USING STRUCTURAL INFORMATION IN FUNCTIONAL GENOMICS: IDENTIFICATION OF PROTEIN KINASE SUBSTRATES

 

Bostjan Kobe, Robert A. Breinl and Ross I. Brinkworth

 

Department of Biochemistry and Molecular Biology, University of Queensland, Brisbane, Qld 4072, Australia (b.kobe@mailbox.uq.edu.au).

 

 

Protein structure determines its function. Structural genomics initiatives take advantage of this relationship, aiming to contribute to the global "functional genomics" effort to functionally annotate every gene product. We hypothesized that for certain large families of proteins, structural information available for some members of the family can be used in a comprehensive fashion to identify the functions of all members of the family. We tested this hypothesis on the protein Ser/Thr kinase family.

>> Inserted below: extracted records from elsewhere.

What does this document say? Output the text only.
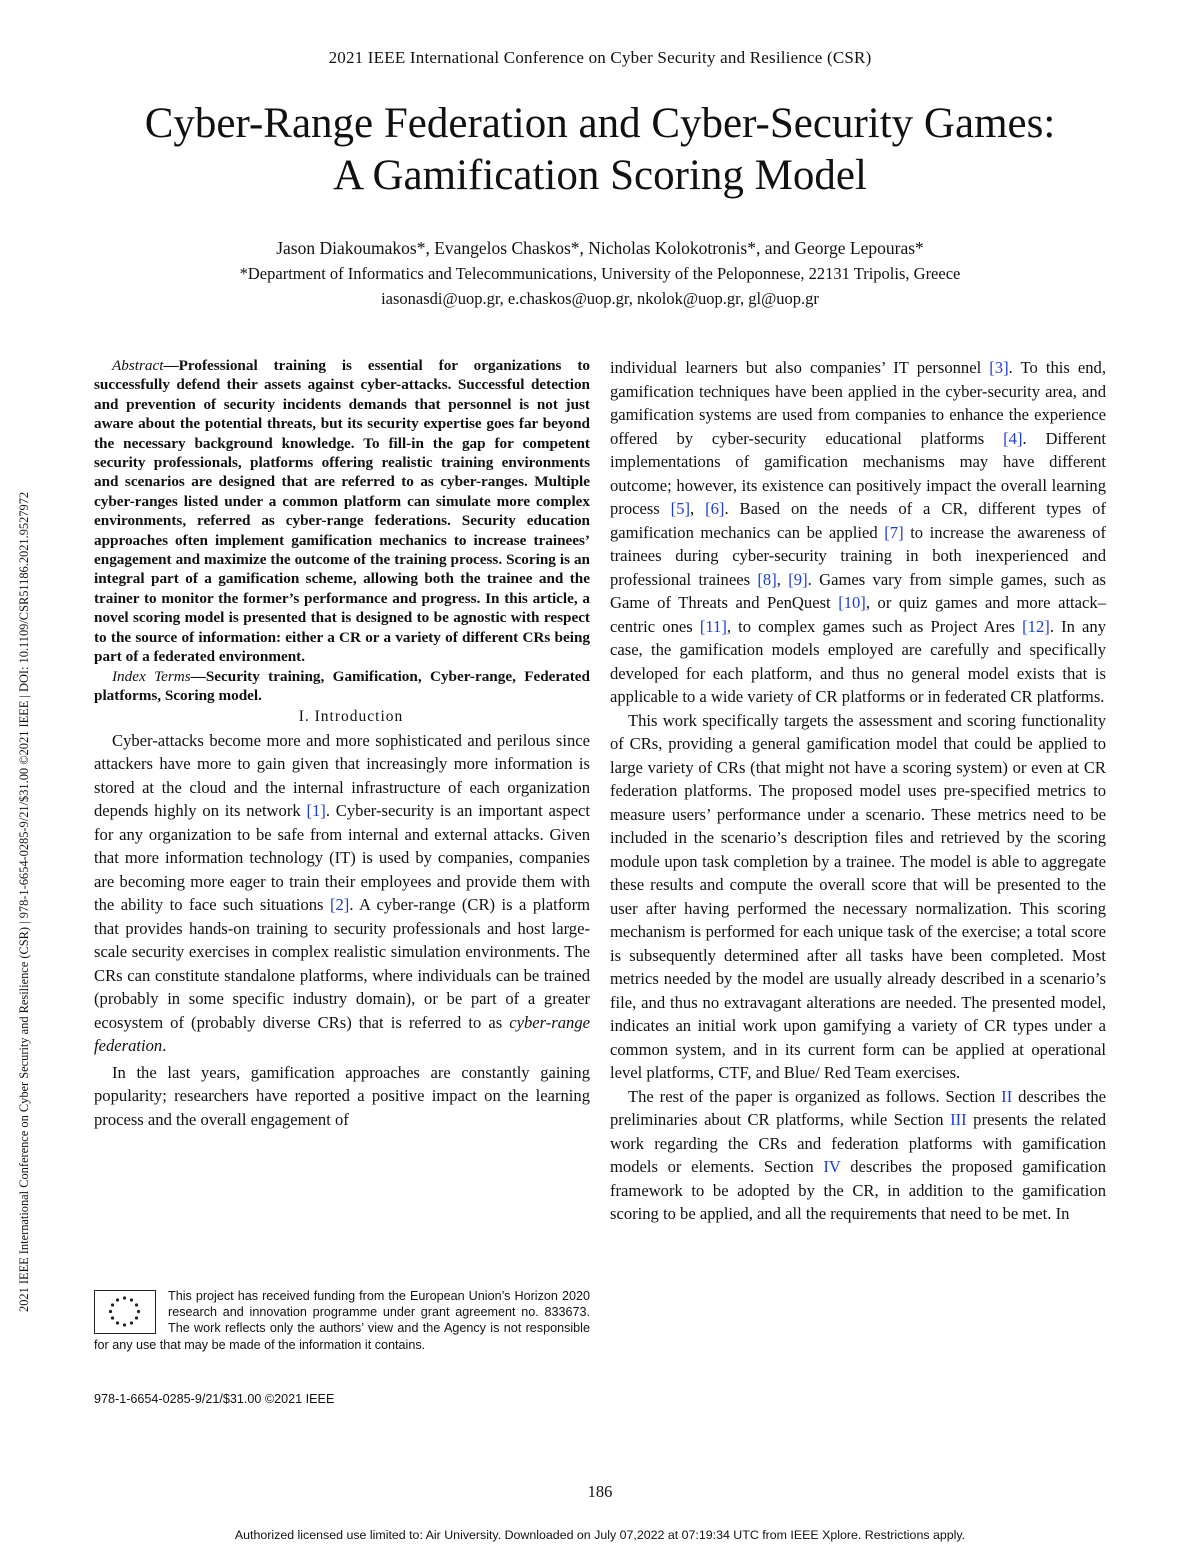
2021 IEEE International Conference on Cyber Security and Resilience (CSR)
Cyber-Range Federation and Cyber-Security Games:
A Gamification Scoring Model
Jason Diakoumakos*, Evangelos Chaskos*, Nicholas Kolokotronis*, and George Lepouras*
*Department of Informatics and Telecommunications, University of the Peloponnese, 22131 Tripolis, Greece
iasonasdi@uop.gr, e.chaskos@uop.gr, nkolok@uop.gr, gl@uop.gr
2021 IEEE International Conference on Cyber Security and Resilience (CSR) | 978-1-6654-0285-9/21/$31.00 ©2021 IEEE | DOI: 10.1109/CSR51186.2021.9527972

Abstract—Professional training is essential for organizations to successfully defend their assets against cyber-attacks. Successful detection and prevention of security incidents demands that personnel is not just aware about the potential threats, but its security expertise goes far beyond the necessary background knowledge. To fill-in the gap for competent security professionals, platforms offering realistic training environments and scenarios are designed that are referred to as cyber-ranges. Multiple cyber-ranges listed under a common platform can simulate more complex environments, referred as cyber-range federations. Security education approaches often implement gamification mechanics to increase trainees’ engagement and maximize the outcome of the training process. Scoring is an integral part of a gamification scheme, allowing both the trainee and the trainer to monitor the former’s performance and progress. In this article, a novel scoring model is presented that is designed to be agnostic with respect to the source of information: either a CR or a variety of different CRs being part of a federated environment.

Index Terms—Security training, Gamification, Cyber-range, Federated platforms, Scoring model.

I. Introduction

Cyber-attacks become more and more sophisticated and perilous since attackers have more to gain given that increasingly more information is stored at the cloud and the internal infrastructure of each organization depends highly on its network [1]. Cyber-security is an important aspect for any organization to be safe from internal and external attacks. Given that more information technology (IT) is used by companies, companies are becoming more eager to train their employees and provide them with the ability to face such situations [2]. A cyber-range (CR) is a platform that provides hands-on training to security professionals and host large-scale security exercises in complex realistic simulation environments. The CRs can constitute standalone platforms, where individuals can be trained (probably in some specific industry domain), or be part of a greater ecosystem of (probably diverse CRs) that is referred to as cyber-range federation.

In the last years, gamification approaches are constantly gaining popularity; researchers have reported a positive impact on the learning process and the overall engagement of

This project has received funding from the European Union’s Horizon 2020 research and innovation programme under grant agreement no. 833673. The work reflects only the authors’ view and the Agency is not responsible for any use that may be made of the information it contains.
978-1-6654-0285-9/21/$31.00 ©2021 IEEE

individual learners but also companies’ IT personnel [3]. To this end, gamification techniques have been applied in the cyber-security area, and gamification systems are used from companies to enhance the experience offered by cyber-security educational platforms [4]. Different implementations of gamification mechanisms may have different outcome; however, its existence can positively impact the overall learning process [5], [6]. Based on the needs of a CR, different types of gamification mechanics can be applied [7] to increase the awareness of trainees during cyber-security training in both inexperienced and professional trainees [8], [9]. Games vary from simple games, such as Game of Threats and PenQuest [10], or quiz games and more attack–centric ones [11], to complex games such as Project Ares [12]. In any case, the gamification models employed are carefully and specifically developed for each platform, and thus no general model exists that is applicable to a wide variety of CR platforms or in federated CR platforms.

This work specifically targets the assessment and scoring functionality of CRs, providing a general gamification model that could be applied to large variety of CRs (that might not have a scoring system) or even at CR federation platforms. The proposed model uses pre-specified metrics to measure users’ performance under a scenario. These metrics need to be included in the scenario’s description files and retrieved by the scoring module upon task completion by a trainee. The model is able to aggregate these results and compute the overall score that will be presented to the user after having performed the necessary normalization. This scoring mechanism is performed for each unique task of the exercise; a total score is subsequently determined after all tasks have been completed. Most metrics needed by the model are usually already described in a scenario’s file, and thus no extravagant alterations are needed. The presented model, indicates an initial work upon gamifying a variety of CR types under a common system, and in its current form can be applied at operational level platforms, CTF, and Blue/ Red Team exercises.

The rest of the paper is organized as follows. Section II describes the preliminaries about CR platforms, while Section III presents the related work regarding the CRs and federation platforms with gamification models or elements. Section IV describes the proposed gamification framework to be adopted by the CR, in addition to the gamification scoring to be applied, and all the requirements that need to be met. In

186
Authorized licensed use limited to: Air University. Downloaded on July 07,2022 at 07:19:34 UTC from IEEE Xplore. Restrictions apply.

Protein kinases are responsible for protein phosphorylation, a post-translational modification that regulates essentially every cellular process including metabolism, growth, differentiation, motility, membrane transport, learning and memory. To ensure the signalling fidelity, protein kinases must be specific and act only on a defined subset of cellular targets. Understanding the substrate specificity of a protein kinase therefore defines its cellular role.

The large number of protein kinases makes it impractical to determine their specificities and substrates experimentally. Based primarily on three-dimensional structural information on protein kinases, we developed a web-interfaced bioinformatic tool Predikin that predicts an optimal substrate sequence for any Ser/Thr kinase, and this optimal sequence can then be used to search for substrate proteins [1]. First, we developed a set of rules governing the binding of a heptapeptide substrate motif (surrounding the phosphorylation site) to the kinase, using the available crystal structures, molecular modelling and sequence analyses of kinases and substrates. We then implemented these rules in a web-interfaced program for automated prediction of optimal substrate motifs, taking only the amino acid sequence of a protein kinase as input. We adapted the available algorithms (e.g., Ref. [2]) to search protein databases (using the heptapeptide motif) for putative substrate proteins.

We show the utility of the method by analyzing yeast signal transduction pathways. Our tool also allows us to assign likely kinases to all the phosphorylation sites identified by the yeast phosphoproteome analysis via mass spectrometry [2].

Our method is the only available predictive method generally applicable for identifying possible substrate proteins for protein kinases, and helps in silico construction of signalling pathways. The accuracy of prediction is comparable to the accuracy of data obtained from systematic large-scale experimental functional genomics approaches.

 

References

1       Brinkworth, R.I, Breinl, R.A. and Kobe, B. (2003) Proc. Natl. Acad. Sci. USA. 100, 74-79.

2       Yaffe, M.B., Leparc G.G., Lai, J., Obata, T., Volinia, S. and Cantley, L.C. (2001) Nature Biotech. 19, 348-353.

3       Ficarro, S.B., McCleland, M.L., Stukenberg, P.T., Burke, D.J., Ross, M.M., Shabanowitz, J., Hunt, D.F. and White, F.M. (2002) Nature Biotech. 20, 301-305.